Background: In the U.S., the incidence rate of multiple myeloma is more than twice as high for blacks as for whites, but the etiology of this malignancy is not well understood.
Methods: A population-based case-control interview study of 565 subjects (361 white, 204 black) with multiple myeloma and 2104 controls (1150 white, 954 black) living in 3 areas of the U.S. offered the opportunity to explore whether family history, of cancer contributes to the risk of multiple myeloma and explains the racial disparity in risk.

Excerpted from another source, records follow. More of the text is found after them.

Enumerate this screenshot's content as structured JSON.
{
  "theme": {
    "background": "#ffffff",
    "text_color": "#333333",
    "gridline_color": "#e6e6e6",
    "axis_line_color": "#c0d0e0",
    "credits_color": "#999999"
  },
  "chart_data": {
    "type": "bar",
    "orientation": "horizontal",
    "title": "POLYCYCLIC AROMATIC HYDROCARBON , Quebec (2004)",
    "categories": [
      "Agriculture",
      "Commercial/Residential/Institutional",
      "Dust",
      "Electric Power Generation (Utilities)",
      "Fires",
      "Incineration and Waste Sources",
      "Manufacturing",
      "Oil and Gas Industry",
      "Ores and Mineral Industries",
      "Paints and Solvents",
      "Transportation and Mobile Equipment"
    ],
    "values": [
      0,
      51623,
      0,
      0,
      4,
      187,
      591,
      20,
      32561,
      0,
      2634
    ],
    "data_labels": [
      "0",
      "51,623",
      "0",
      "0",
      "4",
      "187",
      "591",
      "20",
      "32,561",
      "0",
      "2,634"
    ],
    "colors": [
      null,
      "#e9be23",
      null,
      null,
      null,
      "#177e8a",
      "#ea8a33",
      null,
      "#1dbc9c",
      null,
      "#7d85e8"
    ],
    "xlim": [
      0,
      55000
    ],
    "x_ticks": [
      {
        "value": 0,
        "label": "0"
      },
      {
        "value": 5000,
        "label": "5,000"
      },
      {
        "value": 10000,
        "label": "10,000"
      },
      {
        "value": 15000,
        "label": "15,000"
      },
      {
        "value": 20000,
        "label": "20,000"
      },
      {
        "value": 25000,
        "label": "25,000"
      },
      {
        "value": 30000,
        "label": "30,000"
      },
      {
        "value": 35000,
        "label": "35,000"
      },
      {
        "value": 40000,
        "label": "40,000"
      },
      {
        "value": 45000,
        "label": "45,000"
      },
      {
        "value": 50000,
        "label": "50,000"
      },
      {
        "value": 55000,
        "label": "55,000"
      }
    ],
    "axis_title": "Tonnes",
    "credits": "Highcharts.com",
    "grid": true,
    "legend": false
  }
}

Results: For both races combined, the risk of multiple myeloma was significantly elevated for subjects who reported that a first-degree relative had multiple myeloma (odds ratio [OR] = 3.7, 95% confidence interval [CI] = 1.2-12.0). Increased risk was also associated with a family history of any hematolymphoproliferative (HLP) cancer (OR = 1.7, 95% CI = 1.0-2.8), especially in a sibling (OR = 2.3, 95% CI = 1.1-4.5). The risk associated with familial occurrence of HLP cancer was higher for blacks than for whites, but the difference between the ORs was not statistically significant.
Conclusions: These data are consistent with previous studies that indicate a familial risk of multiple myeloma, but they explain little of the race-related difference in incidence rates.